I mean, what can I tell you. Kids, especially choir geeks, are into the larger meanings really early, they want what they are doing to have deep mystical meanings. But it seems silly at this point to wonder how I was failed by the system, when in fact the system seems to be working for so many other kids, and I get to be a part of that system. Sure, I was failed by every single teacher I ever had, but I currently have a life that is pretty close to what I always dreamed it would be, so maybe they actually did it right.

Two thoughts

Monday, November 10th, 2003

I really do want to get back on the wagon here in a number of ways. I keep setting myself deadlines for getting a personal trainer and getting back to the gym, and yet I haven’t done it. Even after seeing the videotape of Lucretia where I look, in a word, tremendous.

Two things. One, my freinds Anthony and Scott have created a show called “Gutenberg: The Musical” that is as original and entertaining as anything I have seen in years. A double bill of that show and Lucretia would be a hell of an entertaining night.

Second, I was watching the cast of The Simpsons on Inside The Actor’s Studio. The host was doing his usual last set of questions, and asking the actors to answer in character which is just insufferable (these people are the *actors* not the *writers*. They just read what they are given, for fuck’s sake…) but for the last question, “If Heaven exists, what would you like God to say to you at the gates?”, he had each person answer as themselves. Each said something lovely, it’s the kind of question that inspires lovely answers, and finally they got to Harry Shearer. His answer; “Show starts in half an hour.”

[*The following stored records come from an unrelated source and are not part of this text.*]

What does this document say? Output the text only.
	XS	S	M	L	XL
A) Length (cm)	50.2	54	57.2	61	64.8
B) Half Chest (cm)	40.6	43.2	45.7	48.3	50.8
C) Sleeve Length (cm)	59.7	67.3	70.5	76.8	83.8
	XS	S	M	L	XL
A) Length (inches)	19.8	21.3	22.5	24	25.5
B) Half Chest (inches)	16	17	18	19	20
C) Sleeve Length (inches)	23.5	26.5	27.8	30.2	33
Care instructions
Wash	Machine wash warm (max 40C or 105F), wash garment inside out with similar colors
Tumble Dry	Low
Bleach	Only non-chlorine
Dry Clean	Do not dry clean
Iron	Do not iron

You just never hear someone describe the experience of half-hour call as heavenly, especially someone who is famous as a film and voice over artist, but that’s how you know the real deal. That would be great, to always have that feeling of the Stage Manager leaning in while you put on make-up and calling “Half-hour to places!” and hollering back, “Thank you, half-hour”.

Ah, so much is made of the theater-family, the whole joining the circus, smell of the greasepaint bullshit. People are so full of crap they get “I can’t, I have rehearsal” bumper stickers and have star2b@hotmail email addresses. So the less the said, the better, maybe. But to hear a multi-millionaire, who is part of The Simpsons and Spinal Tap, say that heaven is the moment before the show starts… it just really touched me.

apologies

Sunday, November 9th, 2003

All right, I’ve been trying really hard to be civil. Jordana and I have spent the last two months making a great play and then the last two weeks watching bad ones. That’s unfair, some were quite good, especially the fantastic “Gutenberg: The Musical”, which I would option and try to mount myself if I had any idea how to do that.

But man, I had no idea how off the curve we are. And so, I can’t really say anything. It’s all gonna be in code, but eventually, I hope to talk about the theater I’ve seen in the last week. I just can’t right now.